Scientists are building in better nanoscale LEDs

A new design for light emitting diodes (LEDs) developed by a team including scientists at the National Institute of Standards and Technology (NIST) can hold the key to overcoming a long-standing limitation in the efficiency of light sources. The concept, demonstrated with microscopic LEDs in the lab, achieves a dramatic increase in brightness and the ability to produce laser light – all features that can make it valuable in a range of large and miniaturized applications.

The team, which also includes scientists from the University of Maryland, Rensselaer Polytechnic Institute and the IBM Thomas J. Watson Research Center, detailed its work in an article published today in the peer-reviewed journal. Science Advances. Their device shows an increase in brightness of 100 to 1,000 times over conventional small, submicron-sized LED designs.

“It’s a new architecture for making LEDs,” said Babak Nikoobakht, of NIST, who introduced the new design. “We use the same materials as in conventional LEDs. The difference in us is their shape.”

LEDs have been around for decades, but the development of bright LEDs won a Nobel Prize and ushered in a new era of lighting. However, even modern LEDs have a limitation that frustrates their designers. Up to a point, adding an LED makes more electricity shine brighter, but soon the brightness drops, making the LED very inefficient. By the sector called “efficiency drop”, the problem stands in the way of LEDs used in a number of promotional applications, from communication technology to virus killings.

While their new LED design overcomes the efficient drinking, the researchers initially have no goal to solve this problem. Their main goal was to create a microscopic LED for use in very small applications, such as the lab-on-a-chip technology that scientists at NIST and elsewhere are pursuing.

The team experimented with a completely new design for the part of the LED that shines: Unlike the flat, planar design used in conventional LEDs, the researchers built a light source from long, thin zinc oxide strands they called fins. (Long and thin are relative terms: Each fin is only about 5 micrometers in length, and extends about a tenth of the way across an average width of human hair.) Their fin array resembles a thin comb that can expand to areas as large as 1 centimeter or more.

“We saw a fin an opportunity because I thought its elongated shape and large side facets might receive more electric current,” Nikoobakht said. “At first we just wanted to measure how much the new design could take. We started increasing the current and thought we would ride it until it burned out, but it just kept getting happier.”

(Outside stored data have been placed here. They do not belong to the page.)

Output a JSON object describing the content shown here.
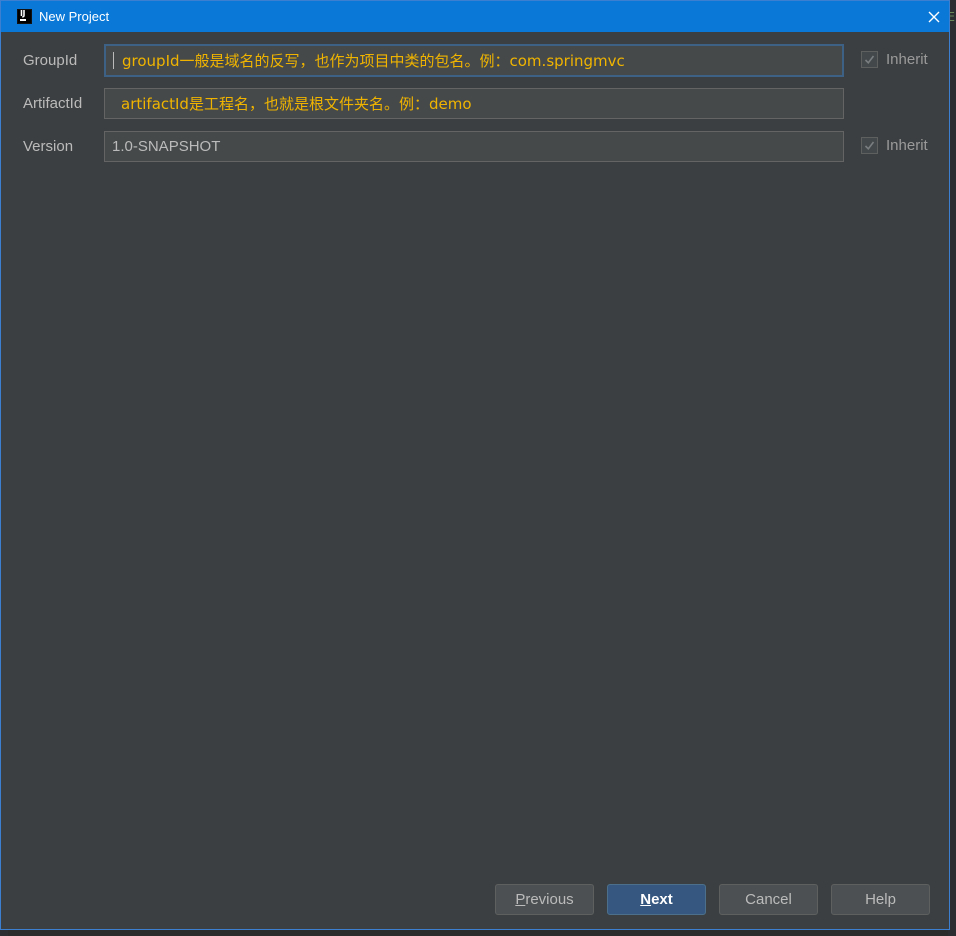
{
  "window": {
    "title": "New Project",
    "titlebar_color": "#0a78d7",
    "icon": "intellij-idea-icon"
  },
  "form": {
    "group_id": {
      "label": "GroupId",
      "value": "",
      "hint": "groupId一般是域名的反写，也作为项目中类的包名。例：com.springmvc",
      "inherit_label": "Inherit",
      "inherit_checked": true,
      "focused": true
    },
    "artifact_id": {
      "label": "ArtifactId",
      "value": "",
      "hint": "artifactId是工程名，也就是根文件夹名。例：demo"
    },
    "version": {
      "label": "Version",
      "value": "1.0-SNAPSHOT",
      "inherit_label": "Inherit",
      "inherit_checked": true
    }
  },
  "buttons": {
    "previous_first": "P",
    "previous_rest": "revious",
    "next_first": "N",
    "next_rest": "ext",
    "cancel": "Cancel",
    "help": "Help"
  },
  "colors": {
    "hint_text": "#f0b400",
    "dialog_bg": "#3c3f41",
    "primary_button": "#365880"
  }
}
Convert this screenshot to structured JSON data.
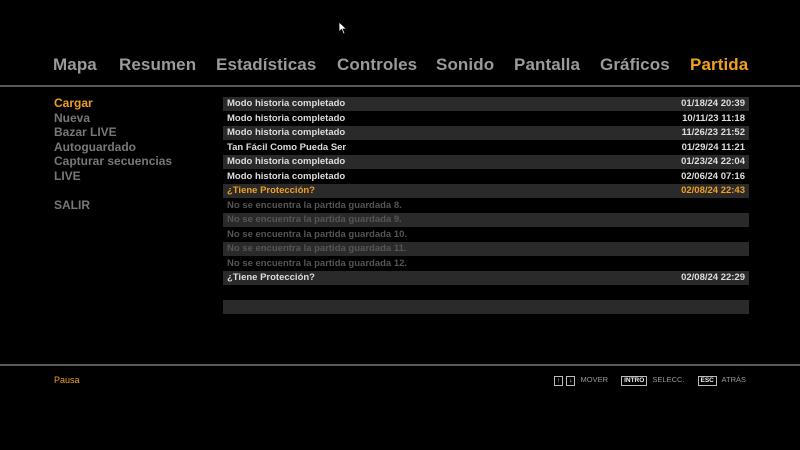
{
  "tabs": [
    "Mapa",
    "Resumen",
    "Estadísticas",
    "Controles",
    "Sonido",
    "Pantalla",
    "Gráficos",
    "Partida"
  ],
  "active_tab": "Partida",
  "menu": {
    "items": [
      "Cargar",
      "Nueva",
      "Bazar LIVE",
      "Autoguardado",
      "Capturar secuencias",
      "LIVE"
    ],
    "exit": "SALIR",
    "active": "Cargar"
  },
  "slots": [
    {
      "name": "Modo historia completado",
      "date": "01/18/24 20:39"
    },
    {
      "name": "Modo historia completado",
      "date": "10/11/23 11:18"
    },
    {
      "name": "Modo historia completado",
      "date": "11/26/23 21:52"
    },
    {
      "name": "Tan Fácil Como Pueda Ser",
      "date": "01/29/24 11:21"
    },
    {
      "name": "Modo historia completado",
      "date": "01/23/24 22:04"
    },
    {
      "name": "Modo historia completado",
      "date": "02/06/24 07:16"
    },
    {
      "name": "¿Tiene Protección?",
      "date": "02/08/24 22:43",
      "selected": true
    },
    {
      "name": "No se encuentra la partida guardada 8.",
      "date": "",
      "empty": true
    },
    {
      "name": "No se encuentra la partida guardada 9.",
      "date": "",
      "empty": true
    },
    {
      "name": "No se encuentra la partida guardada 10.",
      "date": "",
      "empty": true
    },
    {
      "name": "No se encuentra la partida guardada 11.",
      "date": "",
      "empty": true
    },
    {
      "name": "No se encuentra la partida guardada 12.",
      "date": "",
      "empty": true
    },
    {
      "name": "¿Tiene Protección?",
      "date": "02/08/24 22:29"
    }
  ],
  "footer": {
    "status": "Pausa",
    "hints": [
      {
        "keys": [
          "↑",
          "↓"
        ],
        "label": "MOVER"
      },
      {
        "keys": [
          "INTRO"
        ],
        "label": "SELECC."
      },
      {
        "keys": [
          "ESC"
        ],
        "label": "ATRÁS"
      }
    ]
  },
  "colors": {
    "accent": "#f0a020",
    "row_dark": "#2a2a2a",
    "text": "#dddddd",
    "muted": "#777777"
  }
}
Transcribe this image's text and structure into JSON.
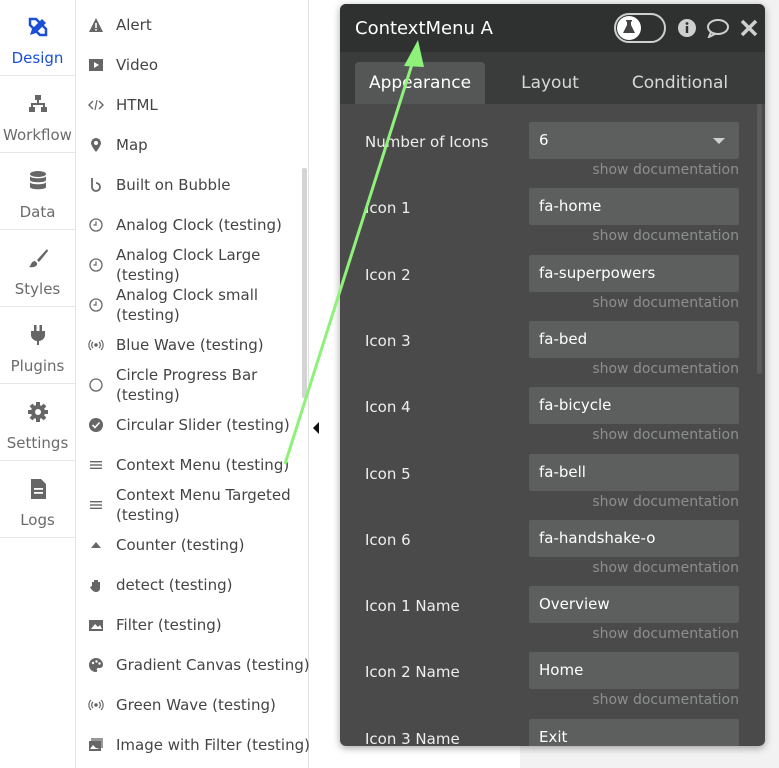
{
  "nav": {
    "items": [
      {
        "label": "Design",
        "icon": "design-icon",
        "active": true
      },
      {
        "label": "Workflow",
        "icon": "workflow-icon"
      },
      {
        "label": "Data",
        "icon": "database-icon"
      },
      {
        "label": "Styles",
        "icon": "brush-icon"
      },
      {
        "label": "Plugins",
        "icon": "plug-icon"
      },
      {
        "label": "Settings",
        "icon": "gear-icon"
      },
      {
        "label": "Logs",
        "icon": "document-icon"
      }
    ],
    "accent": "#1a4fd6"
  },
  "elements": [
    {
      "label": "Alert",
      "icon": "warning-icon"
    },
    {
      "label": "Video",
      "icon": "play-icon"
    },
    {
      "label": "HTML",
      "icon": "code-icon"
    },
    {
      "label": "Map",
      "icon": "map-pin-icon"
    },
    {
      "label": "Built on Bubble",
      "icon": "bubble-icon"
    },
    {
      "label": "Analog Clock (testing)",
      "icon": "clock-icon"
    },
    {
      "label": "Analog Clock Large\n(testing)",
      "icon": "clock-icon"
    },
    {
      "label": "Analog Clock small\n(testing)",
      "icon": "clock-icon"
    },
    {
      "label": "Blue Wave (testing)",
      "icon": "wave-icon"
    },
    {
      "label": "Circle Progress Bar\n(testing)",
      "icon": "circle-icon"
    },
    {
      "label": "Circular Slider (testing)",
      "icon": "check-circle-icon"
    },
    {
      "label": "Context Menu (testing)",
      "icon": "menu-icon"
    },
    {
      "label": "Context Menu Targeted\n(testing)",
      "icon": "menu-icon"
    },
    {
      "label": "Counter (testing)",
      "icon": "caret-up-icon"
    },
    {
      "label": "detect (testing)",
      "icon": "hand-icon"
    },
    {
      "label": "Filter (testing)",
      "icon": "image-icon"
    },
    {
      "label": "Gradient Canvas (testing)",
      "icon": "palette-icon"
    },
    {
      "label": "Green Wave (testing)",
      "icon": "wave-icon"
    },
    {
      "label": "Image with Filter (testing)",
      "icon": "image-filter-icon"
    }
  ],
  "editor": {
    "title": "ContextMenu A",
    "tabs": [
      "Appearance",
      "Layout",
      "Conditional"
    ],
    "active_tab": "Appearance",
    "doc_link": "show documentation",
    "properties": [
      {
        "label": "Number of Icons",
        "value": "6",
        "dropdown": true
      },
      {
        "label": "Icon 1",
        "value": "fa-home"
      },
      {
        "label": "Icon 2",
        "value": "fa-superpowers"
      },
      {
        "label": "Icon 3",
        "value": "fa-bed"
      },
      {
        "label": "Icon 4",
        "value": "fa-bicycle"
      },
      {
        "label": "Icon 5",
        "value": "fa-bell"
      },
      {
        "label": "Icon 6",
        "value": "fa-handshake-o"
      },
      {
        "label": "Icon 1 Name",
        "value": "Overview"
      },
      {
        "label": "Icon 2 Name",
        "value": "Home"
      },
      {
        "label": "Icon 3 Name",
        "value": "Exit"
      }
    ],
    "header_icons": [
      "flask-icon",
      "info-icon",
      "comment-icon",
      "close-icon"
    ]
  },
  "colors": {
    "arrow": "#8ef27a",
    "panel": "#4a4a4a",
    "header": "#2f3131"
  }
}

Their new design shone brilliantly in wavelengths that ran the boundary between violet and ultraviolet, generating about 100 to 1,000 times as much power as typical small LEDs. Nikoobakht characterizes the result as an important fundamental discovery.

“A typical LED of less than a square micrometer in area shines with about 22 nanowatts of power, but this can produce a maximum of 20 microwatts,” he said. “It suggests that the design can overcome efficiency dropping in LEDs to create bright light sources.”

“It’s one of the most efficient solutions I’ve seen,” said Grigory Simin, a professor of electrical engineering at the University of South Carolina who was not involved in the project. “The community has been working for years to improve LED efficiency, and other approaches often have technical problems when applied to submicrometer wavelength LEDs. This approach does the job well.”

The team made another surprising discovery as they magnified the present. While the LED initially shone in a range of wavelengths, the similarly wide emission was eventually limited to two wavelengths of intense violet color. The explanation grew clear: Her little LED had become a thin laser.

“Converting an LED into a laser takes a lot of effort. It normally requires an LED to be coupled to a resonant cavity, allowing the light to jump to create a laser,” Nikoobakht said. “It turns out that the fin design can do the whole task on its own, without adding another cavity.”

A small laser would be critical for chip-scale applications, not only for chemical sensing but also for next-generation next-generation communications products, high definition images and disinfection.

“It has a lot of potential to be an important building block,” Nikoobakht said. “While this is not the smallest laser that humans have made, it is a very bright one. The lack of efficiency reduction could make it useful.”